Rabu, 04 Maret 2009

Memisahkan Suami dan Istri dengan Ilmu Apapun adalah Dosa besar oleh Sayyid. R. Muh. Rafi Ananda

Orang - orang yang diberi kelebihan nikmat berupa ilmu oleh Allah Swt terkadang bisa menjadi kufur tanpa disengaja . Hal Itu bisa terjadi misal : banyak sekali masyarakat umum yang punya kepentingan kesenangan dirinya sendiri lantas pergi ke para ulama / kyai di daerahnya masing - masing, dimana Kyai tersebut dianggap mempunyai kelebihan. Hal ini sangat sering kita jumpai dimana - mana. Dari sekian banyak mereka yang datang ke kyai , beberapa di antaranya meminta agar kyai tersebut membantu mendoakan untuk menceraikan/ memisahkan seseorang dengan pasangannya. Ada yang memakai ritual adat daerah tertentu, ada juga yang memakai doa yang diambil dari kitab suci.
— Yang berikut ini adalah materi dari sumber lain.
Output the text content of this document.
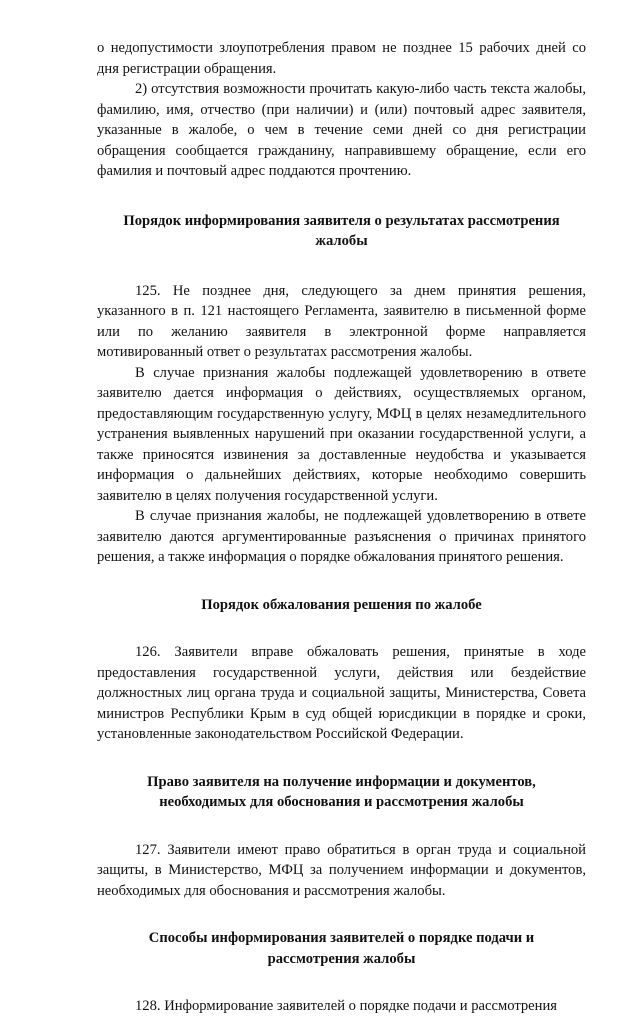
о недопустимости злоупотребления правом не позднее 15 рабочих дней со дня регистрации обращения.

2) отсутствия возможности прочитать какую-либо часть текста жалобы, фамилию, имя, отчество (при наличии) и (или) почтовый адрес заявителя, указанные в жалобе, о чем в течение семи дней со дня регистрации обращения сообщается гражданину, направившему обращение, если его фамилия и почтовый адрес поддаются прочтению.

Порядок информирования заявителя о результатах рассмотрения жалобы

125. Не позднее дня, следующего за днем принятия решения, указанного в п. 121 настоящего Регламента, заявителю в письменной форме или по желанию заявителя в электронной форме направляется мотивированный ответ о результатах рассмотрения жалобы.

В случае признания жалобы подлежащей удовлетворению в ответе заявителю дается информация о действиях, осуществляемых органом, предоставляющим государственную услугу, МФЦ в целях незамедлительного устранения выявленных нарушений при оказании государственной услуги, а также приносятся извинения за доставленные неудобства и указывается информация о дальнейших действиях, которые необходимо совершить заявителю в целях получения государственной услуги.

В случае признания жалобы, не подлежащей удовлетворению в ответе заявителю даются аргументированные разъяснения о причинах принятого решения, а также информация о порядке обжалования принятого решения.

Порядок обжалования решения по жалобе

126. Заявители вправе обжаловать решения, принятые в ходе предоставления государственной услуги, действия или бездействие должностных лиц органа труда и социальной защиты, Министерства, Совета министров Республики Крым в суд общей юрисдикции в порядке и сроки, установленные законодательством Российской Федерации.

Право заявителя на получение информации и документов, необходимых для обоснования и рассмотрения жалобы

127. Заявители имеют право обратиться в орган труда и социальной защиты, в Министерство, МФЦ за получением информации и документов, необходимых для обоснования и рассмотрения жалобы.

Способы информирования заявителей о порядке подачи и рассмотрения жалобы

128. Информирование заявителей о порядке подачи и рассмотрения
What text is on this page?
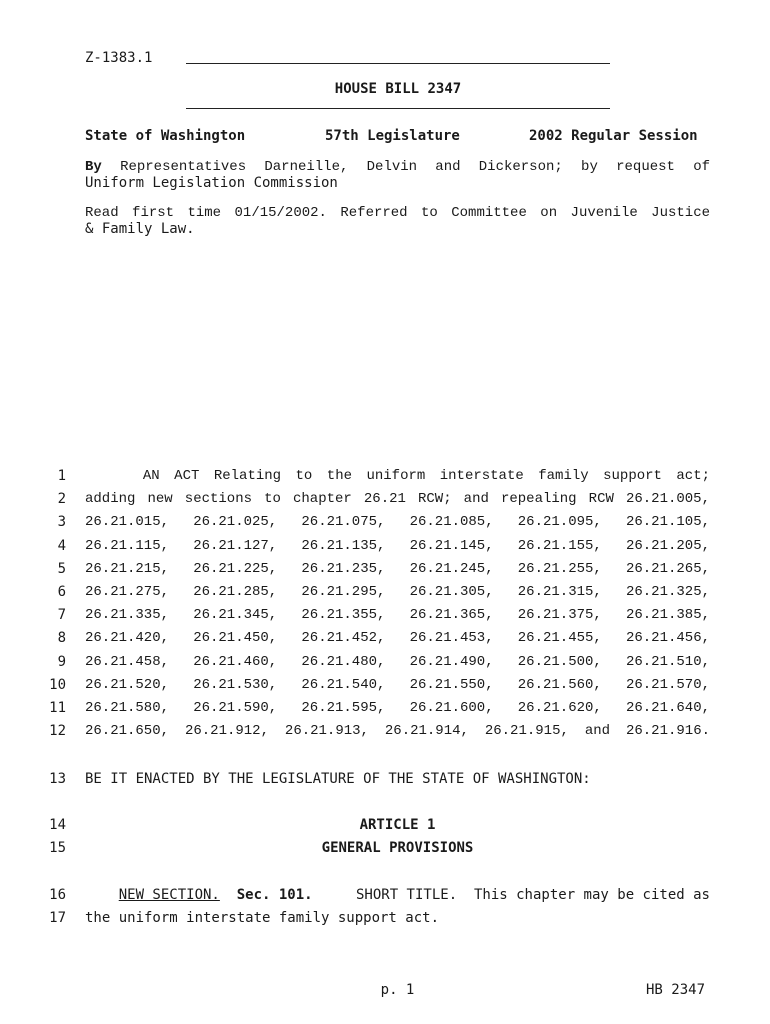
Z-1383.1
HOUSE BILL 2347
State of Washington	57th Legislature	2002 Regular Session
By Representatives Darneille, Delvin and Dickerson; by request of
Uniform Legislation Commission
Read first time 01/15/2002. Referred to Committee on Juvenile Justice
& Family Law.
1 AN ACT Relating to the uniform interstate family support act;
2 adding new sections to chapter 26.21 RCW; and repealing RCW 26.21.005,
3 26.21.015, 26.21.025, 26.21.075, 26.21.085, 26.21.095, 26.21.105,
4 26.21.115, 26.21.127, 26.21.135, 26.21.145, 26.21.155, 26.21.205,
5 26.21.215, 26.21.225, 26.21.235, 26.21.245, 26.21.255, 26.21.265,
6 26.21.275, 26.21.285, 26.21.295, 26.21.305, 26.21.315, 26.21.325,
7 26.21.335, 26.21.345, 26.21.355, 26.21.365, 26.21.375, 26.21.385,
8 26.21.420, 26.21.450, 26.21.452, 26.21.453, 26.21.455, 26.21.456,
9 26.21.458, 26.21.460, 26.21.480, 26.21.490, 26.21.500, 26.21.510,
10 26.21.520, 26.21.530, 26.21.540, 26.21.550, 26.21.560, 26.21.570,
11 26.21.580, 26.21.590, 26.21.595, 26.21.600, 26.21.620, 26.21.640,
12 26.21.650, 26.21.912, 26.21.913, 26.21.914, 26.21.915, and 26.21.916.
13 BE IT ENACTED BY THE LEGISLATURE OF THE STATE OF WASHINGTON:
14	ARTICLE 1
15	GENERAL PROVISIONS
16	NEW SECTION. Sec. 101.	SHORT TITLE.  This chapter may be cited as
17 the uniform interstate family support act.
p. 1	HB 2347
Hal ini ternyata merupakan salah satu dari beberapa pekerjaan yang dibenci sekali oleh Allah Swt. sebagaimana firman Nya dalam Al Quran surat Al Baqarah ayat 102 yang artinya :

Mereka mengikuti apa yang dibacakan syetan ( ketua tukang sihir ) pada masa kerajaan Sulaiman. Dan Sulaiman itu bukan orang kafir, tetapi syetanlah yang kafir. Mereka ajarkan ilmu sihir kepada manusia, dan apa - apa yang diturunkan kepada dua malaikat : Harut dan Marut di negeri Babil. Keduanya tiada mengajarkan sihir kepada seseorang , melainkan lebih dahulu berkata " Kami ini hanya mendatangkan cobaan, sebab itu janganlah engkau kafir, lalu mereka mempelajari dari keduanya apa - apa yang akan menceraikan antara suami dngan istrinya . Mereka itu tiada memberi melarat kepada seorang juapun kecuali dengan izin Allah. Mereka mempelajari apa - apa yang melarat kepada mereka dan tiada bermanfaat bagi mereka . Sesungguhnya mereka itu telah tahu, siapa yang membeli sihir ( mengerjakannya ) tak adalah untuknya bagian di akhirat. Sesungguhnya amat jahat orang - orang yang menjual dirinya dengan sihir jika mereka mengetahui.

Astaghfirullohal'adzim..

Semoga Allah selalu membimbing kita untuk selalu terjauh dari kekufuran , dari kekafiran dan dari perbuatan sihir.. Allah Maha TaHu sehingga dari dulu memerintahkan supaya kita semua membaca dan memahami Al Quran agar kita tahu apa yang boleh dan tidak boleh kita kerjakan.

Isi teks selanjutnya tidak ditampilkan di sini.